The differences begin in the nomenclature, we call those of the Tomcat category of web server and others like Jboss and Glassfish of conteiner. A container generally adds more functionality than the basic specification of a web server. For example: administration interfaces, connection pools, load balancing, are features that are already ready and available in general containers that will not require too much administrator knowledge to make them work. In addition they already have a set of pre-installed libraries, many of them related to these services that are homologated by the server. For simpler examples: In tomcat when you need to use JPA for example, you need to include the libraries (defining the versions of them) from vendors like Hibernate, EclipseLink, etc. In the case of JBoss it already has Hibernate as standard and does not need to be included via application. In practice, what happens is that the container manages the libraries and thus guarantees their functionality and compatibility. If you have more than one application on the same server they will be using the same version of each library provided by the container.

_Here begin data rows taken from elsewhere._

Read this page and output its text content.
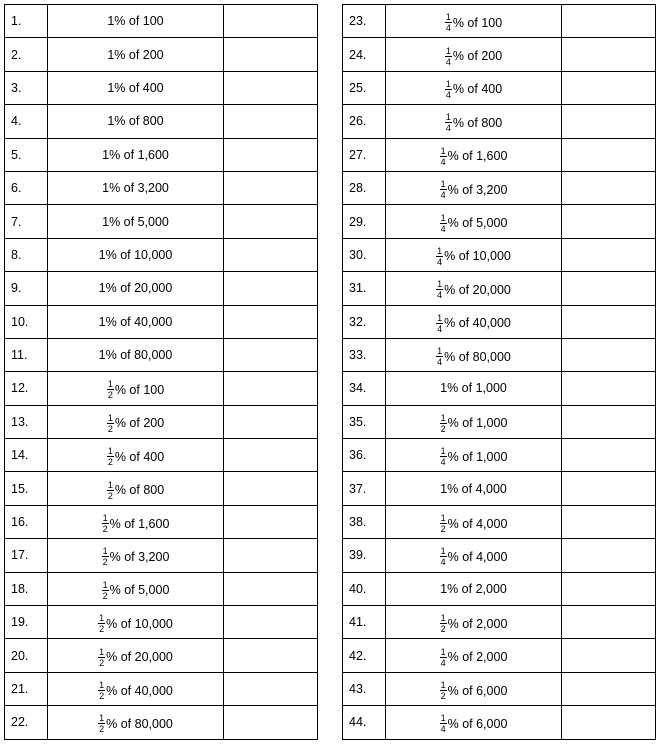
1.	1% of 100	

2.	1% of 200	

3.	1% of 400	

4.	1% of 800	

5.	1% of 1,600	

6.	1% of 3,200	

7.	1% of 5,000	

8.	1% of 10,000	

9.	1% of 20,000	

10.	1% of 40,000	

11.	1% of 80,000	

12.	$\frac{1}{2}$ % of 100	

13.	$\frac{1}{2}$ % of 200	

14.	$\frac{1}{2}$ % of 400	

15.	$\frac{1}{2}$ % of 800	

16.	$\frac{1}{2}$ % of 1,600	

17.	$\frac{1}{2}$ % of 3,200	

18.	$\frac{1}{2}$ % of 5,000	

19.	$\frac{1}{2}$ % of 10,000	

20.	$\frac{1}{2}$ % of 20,000	

21.	$\frac{1}{2}$ % of 40,000	

22.	$\frac{1}{2}$ % of 80,000	

23.	$\frac{1}{4}$ % of 100	

24.	$\frac{1}{4}$ % of 200	

25.	$\frac{1}{4}$ % of 400	

26.	$\frac{1}{4}$ % of 800	

27.	$\frac{1}{4}$ % of 1,600	

28.	$\frac{1}{4}$ % of 3,200	

29.	$\frac{1}{4}$ % of 5,000	

30.	$\frac{1}{4}$ % of 10,000	

31.	$\frac{1}{4}$ % of 20,000	

32.	$\frac{1}{4}$ % of 40,000	

33.	$\frac{1}{4}$ % of 80,000	

34.	1% of 1,000	

35.	$\frac{1}{2}$ % of 1,000	

36.	$\frac{1}{4}$ % of 1,000	

37.	1% of 4,000	

38.	$\frac{1}{2}$ % of 4,000	

39.	$\frac{1}{4}$ % of 4,000	

40.	1% of 2,000	

41.	$\frac{1}{2}$ % of 2,000	

42.	$\frac{1}{4}$ % of 2,000	

43.	$\frac{1}{2}$ % of 6,000	

44.	$\frac{1}{4}$ % of 6,000	
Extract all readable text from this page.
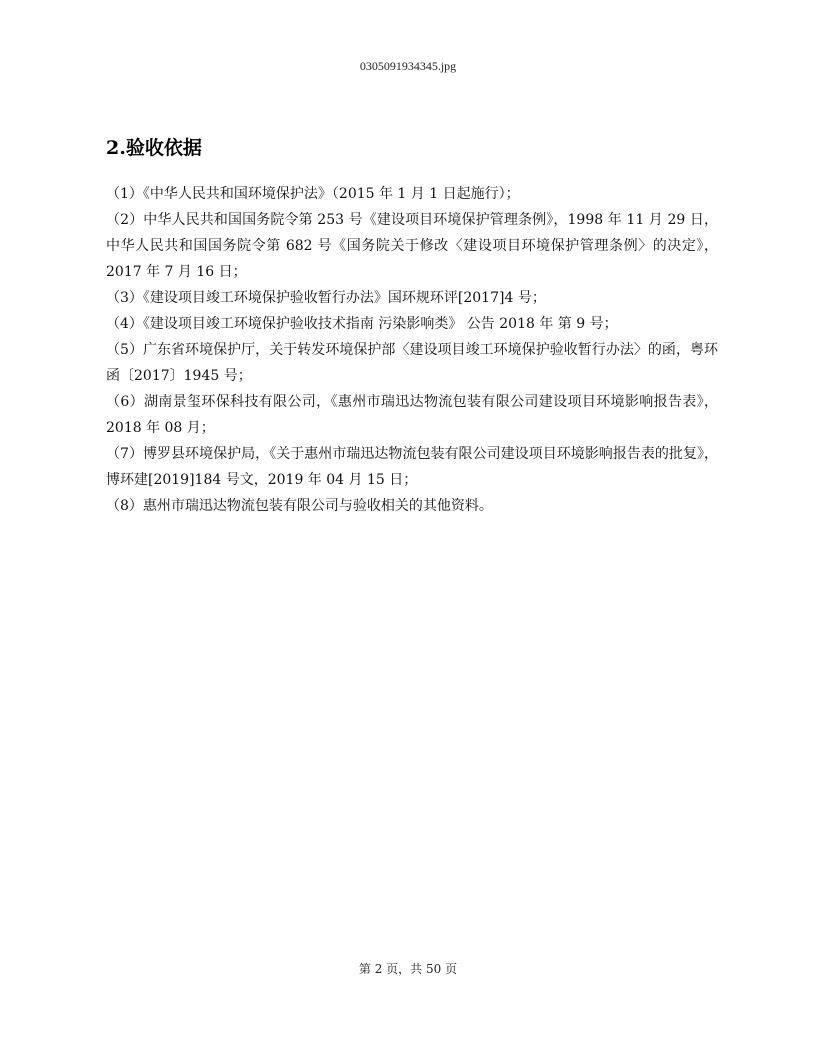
0305091934345.jpg
2.验收依据

（1）《中华人民共和国环境保护法》（2015 年 1 月 1 日起施行）；

（2）中华人民共和国国务院令第 253 号《建设项目环境保护管理条例》，1998 年 11 月 29 日，中华人民共和国国务院令第 682 号《国务院关于修改〈建设项目环境保护管理条例〉的决定》，2017 年 7 月 16 日；

（3）《建设项目竣工环境保护验收暂行办法》国环规环评[2017]4 号；

（4）《建设项目竣工环境保护验收技术指南 污染影响类》 公告 2018 年 第 9 号；

（5）广东省环境保护厅，关于转发环境保护部〈建设项目竣工环境保护验收暂行办法〉的函，粤环函〔2017〕1945 号；

（6）湖南景玺环保科技有限公司，《惠州市瑞迅达物流包装有限公司建设项目环境影响报告表》，2018 年 08 月；

（7）博罗县环境保护局，《关于惠州市瑞迅达物流包装有限公司建设项目环境影响报告表的批复》，博环建[2019]184 号文，2019 年 04 月 15 日；

（8）惠州市瑞迅达物流包装有限公司与验收相关的其他资料。

第 2 页，共 50 页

Until recently, because of "uploading" all services at startup, JBoss was much slower to start than Tomcat. On the other hand, the first access to the application in Tomcat would be slower than in JBoss, since services start together with the application. Currently in JBoss 7.x or WildFly 8.x the services are initialized on demand, according to the need of the application. So Tomcat's rationale for being more "fast and light" is not exactly valid for all cases.
A basic requirement that you would use to choose a server, apart from the level of knowledge about each of them of course, is the need of your application for the services that each offers. For example, if you are doing load balancing on a container you can do this in a very trivial way using the administration interfaces. So you should list what features your application needs and see if you need a server or container.